Among 28 evaluable patients, 11 (39%) patients had a tumor response including 3 (11%) complete responses and 8 (29%) partial responses. Fourteen (50%) patients had stable disease and 3 (11%) had progression. Adkins said 70% of patients had a decrease in the sum of target lesions.

“Palbociclib and cetuximab have robust antitumor activity in platinum resistant HPV-unrelated head and neck cancer,” he added. “Targeting the biology of HPV-unrelated head and neck cancer is an effective therapeutic strategy.”

A total of 13 patients received immunotherapy, 3 before starting on trial and 10 after progression on palbociclib/cetuximab. The median PFS from the start of immunotherapy for those patients was 3.6 months and 1.9 months, respectively.

Twenty-nine patients completed a health-related quality of life survey at baseline and 22 completed the survey after 2 cycles of therapy. Investigators found that treatment with the combination did not affect quality of life.

Ten patients were alive at last follow-up and 4 remained on-study. Six patients discontinued due to progression. Twenty patients have died, 17 due to disease and 3 due to comorbidity or disease complications.

There was 1 grade 4 adverse event (AE), a thrombocytopenia, attributed to palbociclib. Grade 3 AEs attributed to palbociclib included neutropenia (n = 9), thrombocytopenia (n = 5), and anemia (n = 4). There were no grade 4 AEs attributed to cetuximab. Grade 3 AEs attributed to cetuximab included 1 case each of fatigue and an infusion reaction.

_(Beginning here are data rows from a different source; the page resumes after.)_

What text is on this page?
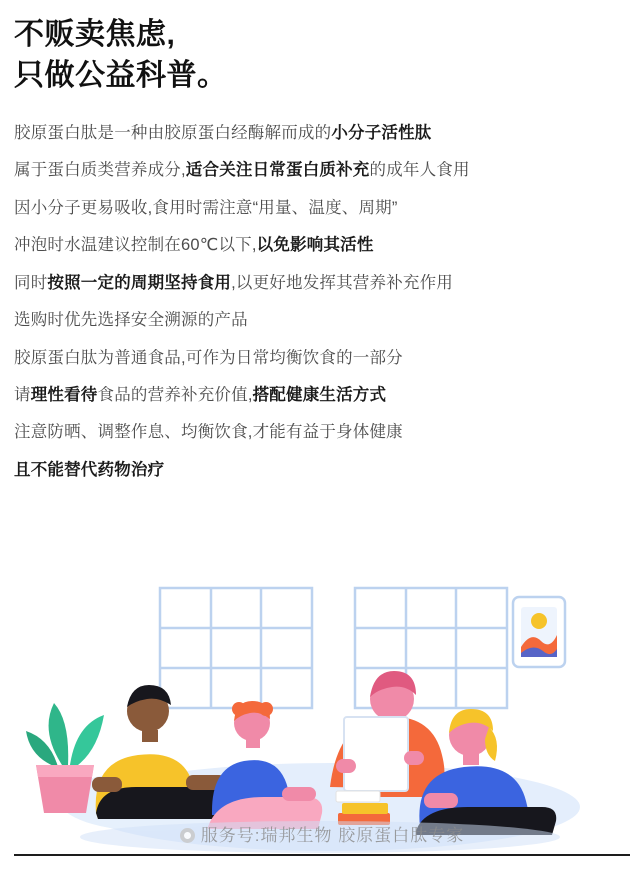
不贩卖焦虑,
只做公益科普。
胶原蛋白肽是一种由胶原蛋白经酶解而成的小分子活性肽
属于蛋白质类营养成分,适合关注日常蛋白质补充的成年人食用
因小分子更易吸收,食用时需注意“用量、温度、周期”
冲泡时水温建议控制在60℃以下,以免影响其活性
同时按照一定的周期坚持食用,以更好地发挥其营养补充作用
选购时优先选择安全溯源的产品
胶原蛋白肽为普通食品,可作为日常均衡饮食的一部分
请理性看待食品的营养补充价值,搭配健康生活方式
注意防晒、调整作息、均衡饮食,才能有益于身体健康
且不能替代药物治疗
服务号:瑞邦生物 胶原蛋白肽专家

The ongoing double-blind randomized phase II PALATINUS trial is examining palbociclib plus cetuximab versus cetuximab plus placebo for the treatment of HPV-negative, cetuximab-naïve patients with recurrent/metastatic HNSCC after the failure of 1 prior platinum-containing chemotherapy regimen.

References

  1. Adkins D, Oppelt PJ, Ley JC, et al. Multicenter phase II trial of palbociclib, a selective cyclin dependent kinase (CDK) 4/6 inhibitor, and cetuximab in platinum-resistant HPV unrelated (-) recurrent/metastatic head and neck squamous cell carcinoma (RM HNSCC). J Clin Oncol. 36, 2018 (suppl; abstr 6008).
  2. Vermorken JB, Trigo J, Hitt R, et al. Open-label, uncontrolled, multicenter phase II study to evaluate the efficacy and toxicity of cetuximab as a single agent in patients with recurrent and/or metastatic squamous cell carcinoma of the head and neck who failed to respond to platinum-based therapy. J Clin Oncol. 2007;25(16):2171-7. doi: 10.1200/JCO.2006.06.7447.
  3. Ferris RL, Blumenschein GR, Fayette J, et al. Two-year update From CheckMate 141: outcomes with nivolumab (Nivo) vs investigator's choice (IC) in recurrent or metastatic (R/M) squamous cell carcinoma of the head and neck (SCCHN) in the overall population and pd-l1 subgroups [published online April 17, 2018]. Oral Oncol. 2018;81:45-51. doi: 10.1016/j.oraloncology.2018.04.008.
  4. Vermorken JB, Mesia R, River F, et al. Platinum-based chemotherapy plus cetuximab in head and neck cancer. N Engl J Med. 2008;359(11):1116-27. doi: 10.1056/NEJMoa0802656.